August 15, 2013
phil charalBy Phil Charal
LO president

We all want to train our employees to properly carry out their jobs in a professional and efficient manner, while representing our companies with a positive image.

The On the Job Training (OJT) program through Landscape Ontario teaches quality and efficiency. It reminds me of what our firm experienced back in the financial depression from 1990 to 1995. They were terrible years. Our firm went from a staff of 30 to less than 10.

In order to make any money on construction projects, we had to manage our projects perfectly. In those days, some staff members were flown in from out of province. We had good people with great work ethic. But it was difficult to train them to do quality, detailed work.

Brian, my project manager, tells a great story about how we managed to survive this period of incredible uncertainty. “I had to work these guys hard, and they were some of the best workers I have ever worked with. At one point in the early summer, they asked for more money. The last thing we wanted was to lose them, so I told them that if they wanted a raise, they needed to finish the project ahead of the projected time. I said that in order to do this we needed to work efficiently and independently. In order to work well independently, you must understand how to quickly produce quality work. I taught them how to grade, chisel, work stone, prepare gardens and plant material. I also told them it was important to do it my way. Once they understood, we had fun and the satisfaction of building quality projects within our allotted timelines.”

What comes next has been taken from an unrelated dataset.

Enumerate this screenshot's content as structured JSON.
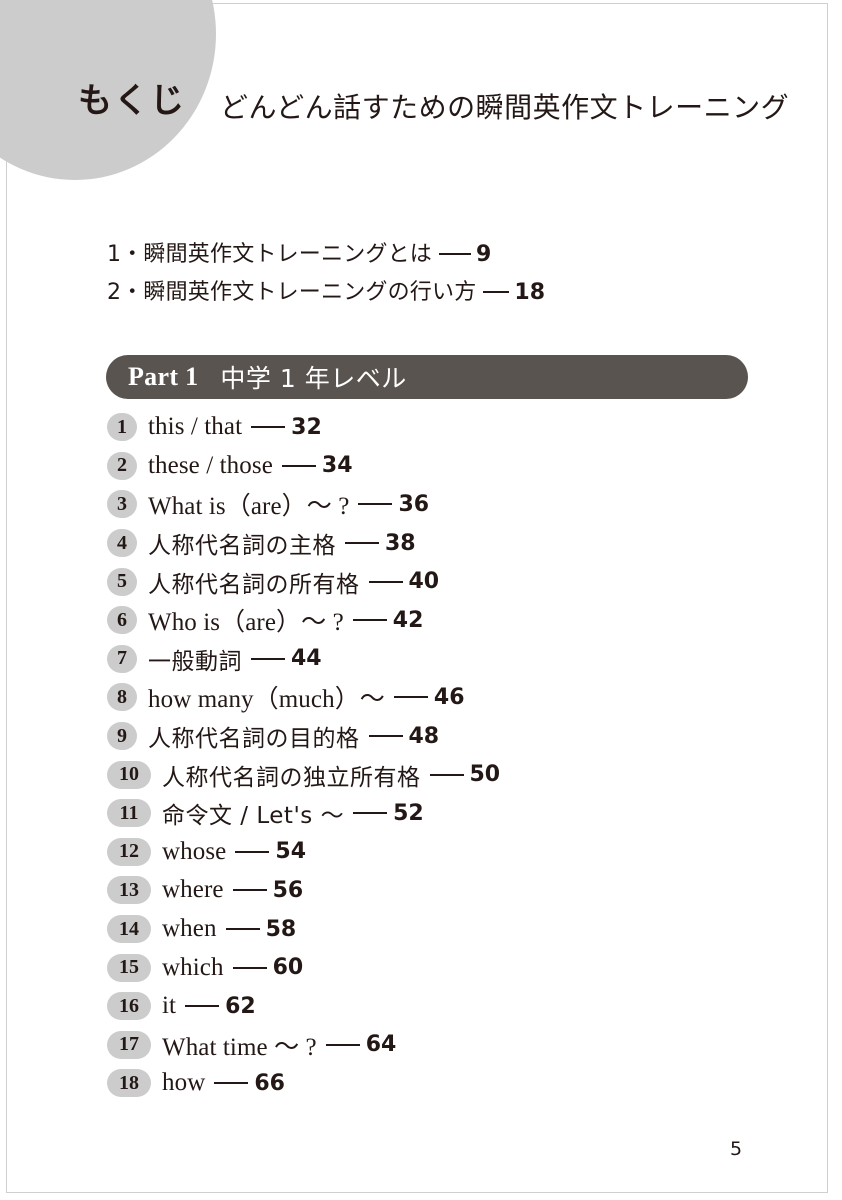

Not only did our crews consistently bring in projects under estimated timelines, we actually managed to make a profit during the most depressed landscape market I have ever experienced.

There is a difference between training and learning. You can never expect employees to efficiently complete a task because he or she has been shown how to do it. They must know why it has to be done the way they were taught.
I have seen this happen time and again. A foreman shows an employee how to fulfill a task, and then expects it to be done well from that point on. We all have good intentions, but being a seasonal business means we must work very efficiently during a short period of time.

The truth is that if you train someone using the methods taught in the OJT program, you will end up with a valued employee and have more time to fulfill your other important tasks.

There is nothing new about the basic concept of OJT. With labour being the green industry’s largest expense, workers taught to work efficiently will dramatically impact a company’s bottom line. CNLA worked with the Canadian Agricultural Human Resource Council (CAHRC) to develop a method to teach people how to teach.

OJT uses a method created to train factory workers during the Second World War. The war time program was called Training Within Industry (TWI). It had to fill critical production jobs vacated by soldiers. The new workers had to learn their trade quickly and safely. After the war, the training method was adopted by the Japanese. Toyota still uses it.

The ongoing goal is to now establish a network of master trainers who will offer this proven method in every province.

If you adopt this program, I guarantee your production will improve. I have to say when we began the program, I was concerned about the time commitment. I came to realize that in the long-term, it is well worth the effort. Watch for the dates and times of OJT seminars this fall.